(2R,3R)-2-(3′,4′-dihydroxybenzyl)-3-(3″,4″-dimethoxybenzyl)butyrolactone suppresses fMLP-induced superoxide production by inhibiting fMLP-receptor binding in human neutrophils

This study investigated the mechanism underlying the inhibiting effect of (2R,3R)-2-(3′,4′-dihydroxybenzyl)-3-(3″,4″-dimethoxybenzyl) butyrolactone (PP-6), a lignan from Piper philippinum, on superoxide anion production induced by the chemotactic peptide formly-methionyl-leucyl-phenylalanine (fMLP) in human neutrophils.

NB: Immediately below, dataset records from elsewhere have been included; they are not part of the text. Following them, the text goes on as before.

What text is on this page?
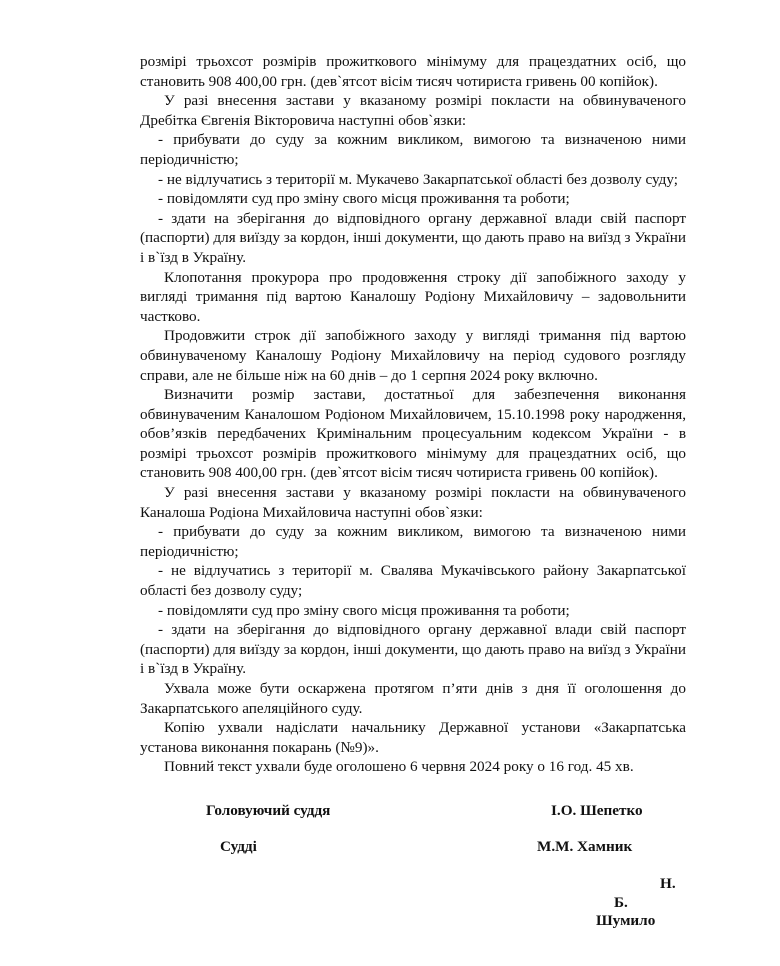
розмірі трьохсот розмірів прожиткового мінімуму для працездатних осіб, що становить 908 400,00 грн. (дев`ятсот вісім тисяч чотириста гривень 00 копійок).

У разі внесення застави у вказаному розмірі покласти на обвинуваченого Дребітка Євгенія Вікторовича наступні обов`язки:

- прибувати до суду за кожним викликом, вимогою та визначеною ними періодичністю;

- не відлучатись з території м. Мукачево Закарпатської області без дозволу суду;

- повідомляти суд про зміну свого місця проживання та роботи;

- здати на зберігання до відповідного органу державної влади свій паспорт (паспорти) для виїзду за кордон, інші документи, що дають право на виїзд з України і в`їзд в Україну.

Клопотання прокурора про продовження строку дії запобіжного заходу у вигляді тримання під вартою Каналошу Родіону Михайловичу – задовольнити частково.

Продовжити строк дії запобіжного заходу у вигляді тримання під вартою обвинуваченому Каналошу Родіону Михайловичу на період судового розгляду справи, але не більше ніж на 60 днів – до 1 серпня 2024 року включно.

Визначити розмір застави, достатньої для забезпечення виконання обвинуваченим Каналошом Родіоном Михайловичем, 15.10.1998 року народження, обов’язків передбачених Кримінальним процесуальним кодексом України - в розмірі трьохсот розмірів прожиткового мінімуму для працездатних осіб, що становить 908 400,00 грн. (дев`ятсот вісім тисяч чотириста гривень 00 копійок).

У разі внесення застави у вказаному розмірі покласти на обвинуваченого Каналоша Родіона Михайловича наступні обов`язки:

- прибувати до суду за кожним викликом, вимогою та визначеною ними періодичністю;

- не відлучатись з території м. Свалява Мукачівського району Закарпатської області без дозволу суду;

- повідомляти суд про зміну свого місця проживання та роботи;

- здати на зберігання до відповідного органу державної влади свій паспорт (паспорти) для виїзду за кордон, інші документи, що дають право на виїзд з України і в`їзд в Україну.

Ухвала може бути оскаржена протягом п’яти днів з дня її оголошення до Закарпатського апеляційного суду.

Копію ухвали надіслати начальнику Державної установи «Закарпатська установа виконання покарань (№9)».

Повний текст ухвали буде оголошено 6 червня 2024 року о 16 год. 45 хв.

Головуючий суддя	І.О. Шепетко
Судді	М.М. Хамник
Н.
Б.
Шумило
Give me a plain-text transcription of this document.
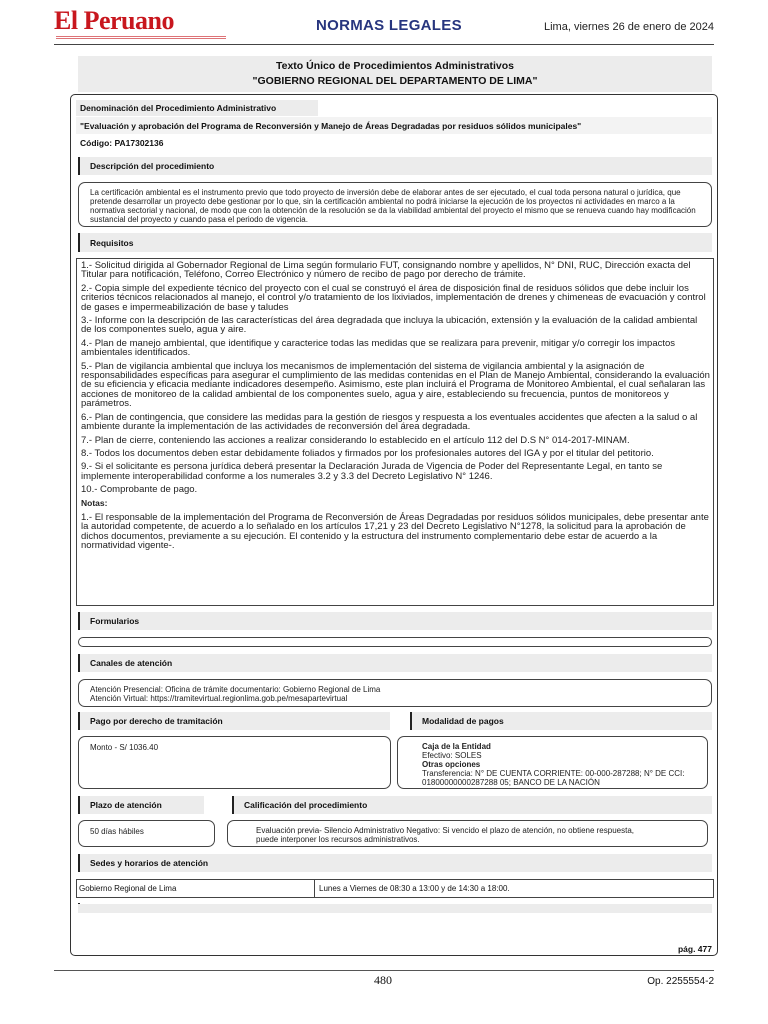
El Peruano	NORMAS LEGALES	Lima, viernes 26 de enero de 2024
Texto Único de Procedimientos Administrativos
"GOBIERNO REGIONAL DEL DEPARTAMENTO DE LIMA"
Denominación del Procedimiento Administrativo
"Evaluación y aprobación del Programa de Reconversión y Manejo de Áreas Degradadas por residuos sólidos municipales"
Código: PA17302136
Descripción del procedimiento
La certificación ambiental es el instrumento previo que todo proyecto de inversión debe de elaborar antes de ser ejecutado, el cual toda persona natural o jurídica, que pretende desarrollar un proyecto debe gestionar por lo que, sin la certificación ambiental no podrá iniciarse la ejecución de los proyectos ni actividades en marco a la normativa sectorial y nacional, de modo que con la obtención de la resolución se da la viabilidad ambiental del proyecto el mismo que se renueva cuando hay modificación sustancial del proyecto y cuando pasa el periodo de vigencia.
Requisitos

1.- Solicitud dirigida al Gobernador Regional de Lima según formulario FUT, consignando nombre y apellidos, N° DNI, RUC, Dirección exacta del Titular para notificación, Teléfono, Correo Electrónico y número de recibo de pago por derecho de trámite.

2.- Copia simple del expediente técnico del proyecto con el cual se construyó el área de disposición final de residuos sólidos que debe incluir los criterios técnicos relacionados al manejo, el control y/o tratamiento de los lixiviados, implementación de drenes y chimeneas de evacuación y control de gases e impermeabilización de base y taludes

3.- Informe con la descripción de las características del área degradada que incluya la ubicación, extensión y la evaluación de la calidad ambiental de los componentes suelo, agua y aire.

4.- Plan de manejo ambiental, que identifique y caracterice todas las medidas que se realizara para prevenir, mitigar y/o corregir los impactos ambientales identificados.

5.- Plan de vigilancia ambiental que incluya los mecanismos de implementación del sistema de vigilancia ambiental y la asignación de responsabilidades específicas para asegurar el cumplimiento de las medidas contenidas en el Plan de Manejo Ambiental, considerando la evaluación de su eficiencia y eficacia mediante indicadores desempeño. Asimismo, este plan incluirá el Programa de Monitoreo Ambiental, el cual señalaran las acciones de monitoreo de la calidad ambiental de los componentes suelo, agua y aire, estableciendo su frecuencia, puntos de monitoreos y parámetros.

6.- Plan de contingencia, que considere las medidas para la gestión de riesgos y respuesta a los eventuales accidentes que afecten a la salud o al ambiente durante la implementación de las actividades de reconversión del área degradada.

7.- Plan de cierre, conteniendo las acciones a realizar considerando lo establecido en el artículo 112 del D.S N° 014-2017-MINAM.

8.- Todos los documentos deben estar debidamente foliados y firmados por los profesionales autores del IGA y por el titular del petitorio.

9.- Si el solicitante es persona jurídica deberá presentar la Declaración Jurada de Vigencia de Poder del Representante Legal, en tanto se implemente interoperabilidad conforme a los numerales 3.2 y 3.3 del Decreto Legislativo N° 1246.

10.- Comprobante de pago.

Notas:

1.- El responsable de la implementación del Programa de Reconversión de Áreas Degradadas por residuos sólidos municipales, debe presentar ante la autoridad competente, de acuerdo a lo señalado en los artículos 17,21 y 23 del Decreto Legislativo N°1278, la solicitud para la aprobación de dichos documentos, previamente a su ejecución. El contenido y la estructura del instrumento complementario debe estar de acuerdo a la normatividad vigente-.

Formularios
Canales de atención
Atención Presencial: Oficina de trámite documentario: Gobierno Regional de Lima
Atención Virtual: https://tramitevirtual.regionlima.gob.pe/mesapartevirtual
Pago por derecho de tramitación	Modalidad de pagos
Monto - S/ 1036.40	Caja de la Entidad
Efectivo: SOLES
Otras opciones
Transferencia: N° DE CUENTA CORRIENTE: 00-000-287288; N° DE CCI: 01800000000287288 05; BANCO DE LA NACIÓN
Plazo de atención	Calificación del procedimiento
50 días hábiles	Evaluación previa- Silencio Administrativo Negativo: Si vencido el plazo de atención, no obtiene respuesta,
puede interponer los recursos administrativos.
Sedes y horarios de atención
Gobierno Regional de Lima	Lunes a Viernes de 08:30 a 13:00 y de 14:30 a 18:00.
pág. 477
480	Op. 2255554-2
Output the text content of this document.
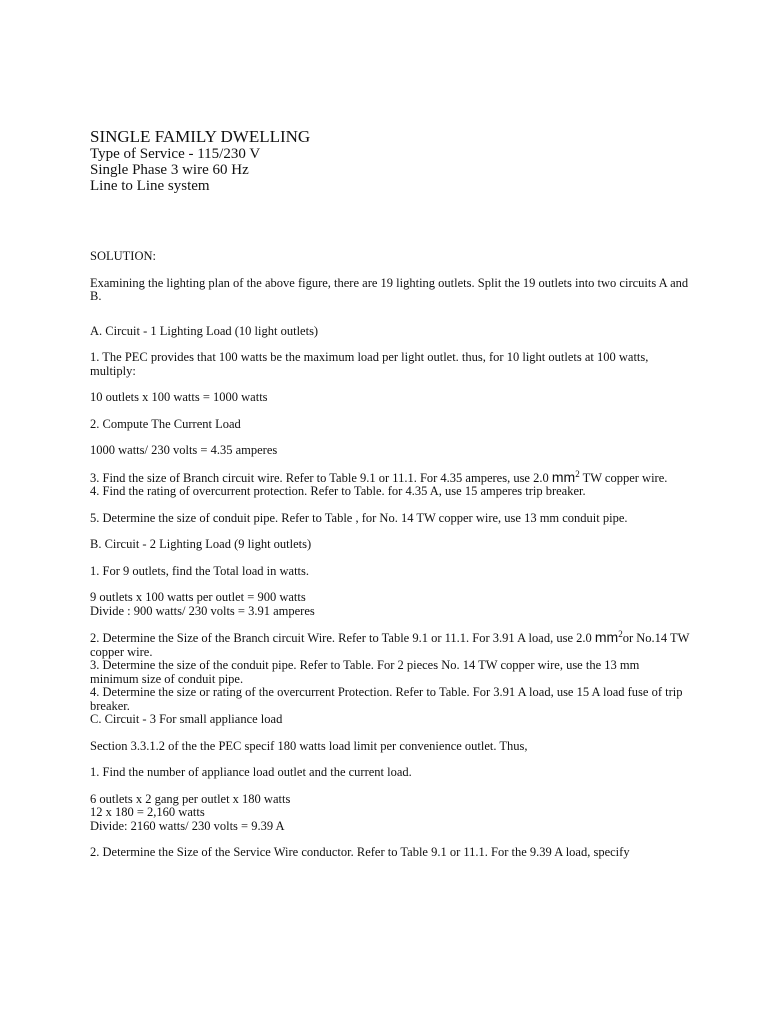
SINGLE FAMILY DWELLING

Type of Service - 115/230 V

Single Phase 3 wire 60 Hz

Line to Line system

SOLUTION:

Examining the lighting plan of the above figure, there are 19 lighting outlets. Split the 19 outlets into two circuits A and B.

A. Circuit - 1 Lighting Load (10 light outlets)

1. The PEC provides that 100 watts be the maximum load per light outlet. thus, for 10 light outlets at 100 watts, multiply:

10 outlets x 100 watts = 1000 watts

2. Compute The Current Load

1000 watts/ 230 volts = 4.35 amperes

3. Find the size of Branch circuit wire. Refer to Table 9.1 or 11.1. For 4.35 amperes, use 2.0 $mm^2$ TW copper wire.

4. Find the rating of overcurrent protection. Refer to Table. for 4.35 A, use 15 amperes trip breaker.

5. Determine the size of conduit pipe. Refer to Table , for No. 14 TW copper wire, use 13 mm conduit pipe.

B. Circuit - 2 Lighting Load (9 light outlets)

1. For 9 outlets, find the Total load in watts.

9 outlets x 100 watts per outlet = 900 watts

Divide : 900 watts/ 230 volts = 3.91 amperes

2. Determine the Size of the Branch circuit Wire. Refer to Table 9.1 or 11.1. For 3.91 A load, use 2.0 $mm^2or$ No.14 TW copper wire.

3. Determine the size of the conduit pipe. Refer to Table. For 2 pieces No. 14 TW copper wire, use the 13 mm minimum size of conduit pipe.

4. Determine the size or rating of the overcurrent Protection. Refer to Table. For 3.91 A load, use 15 A load fuse of trip breaker.

C. Circuit - 3 For small appliance load

Section 3.3.1.2 of the the PEC specif 180 watts load limit per convenience outlet. Thus,

1. Find the number of appliance load outlet and the current load.

6 outlets x 2 gang per outlet x 180 watts

12 x 180 = 2,160 watts

Divide: 2160 watts/ 230 volts = 9.39 A

2. Determine the Size of the Service Wire conductor. Refer to Table 9.1 or 11.1. For the 9.39 A load, specify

Human neutrophils were stimulated with fMLP (1 μM), PMA (100 nM) or leukotriene B4 (LTB4; 1 μM) and induced superoxide anion release. PP-6 specifically inhibited fMLP-induced superoxide anion production in a concentration-dependent manner with an IC50 value of 0.3 ± 0.1 μM. Intracellular signaling caused by fMLP, PMA or LTB4 were evaluated. PP-6 specifically inhibited fMLP-induced intracellular calcium mobilization and ERK (p42/p44), Akt and p38 phosphorylation. Moreover, PP-6 specifically inhibited fMLP-induced Mac-1 expression without affecting this caused by LTB4 or PMA. PP-6 did not increase cAMP level in human neutrophils. PP-6 did not inhibit superoxide anion production by NaF (20 mM), a direct activator of G-protein, the target of the inhibitory action of PP-6 appears to be a component of the signal transduction pathway upstream of G-protein. PP-6 inhibited FITC-fMLP binding to neutrophils in a concentration-dependent manner with an IC50 of 1.5 ± 0.2 μM. PP-6 did not bring a parallel shift in the concentration response of fMLP-induced superoxide anion. Additionally, the inhibiting effect of PP-6 on fMLP-induced superoxide anion was reversed when PP-6 was washed out. These experimental results suggest that PP-6 exerts non-competitive and reversible antagonistic effect on fMLP receptor.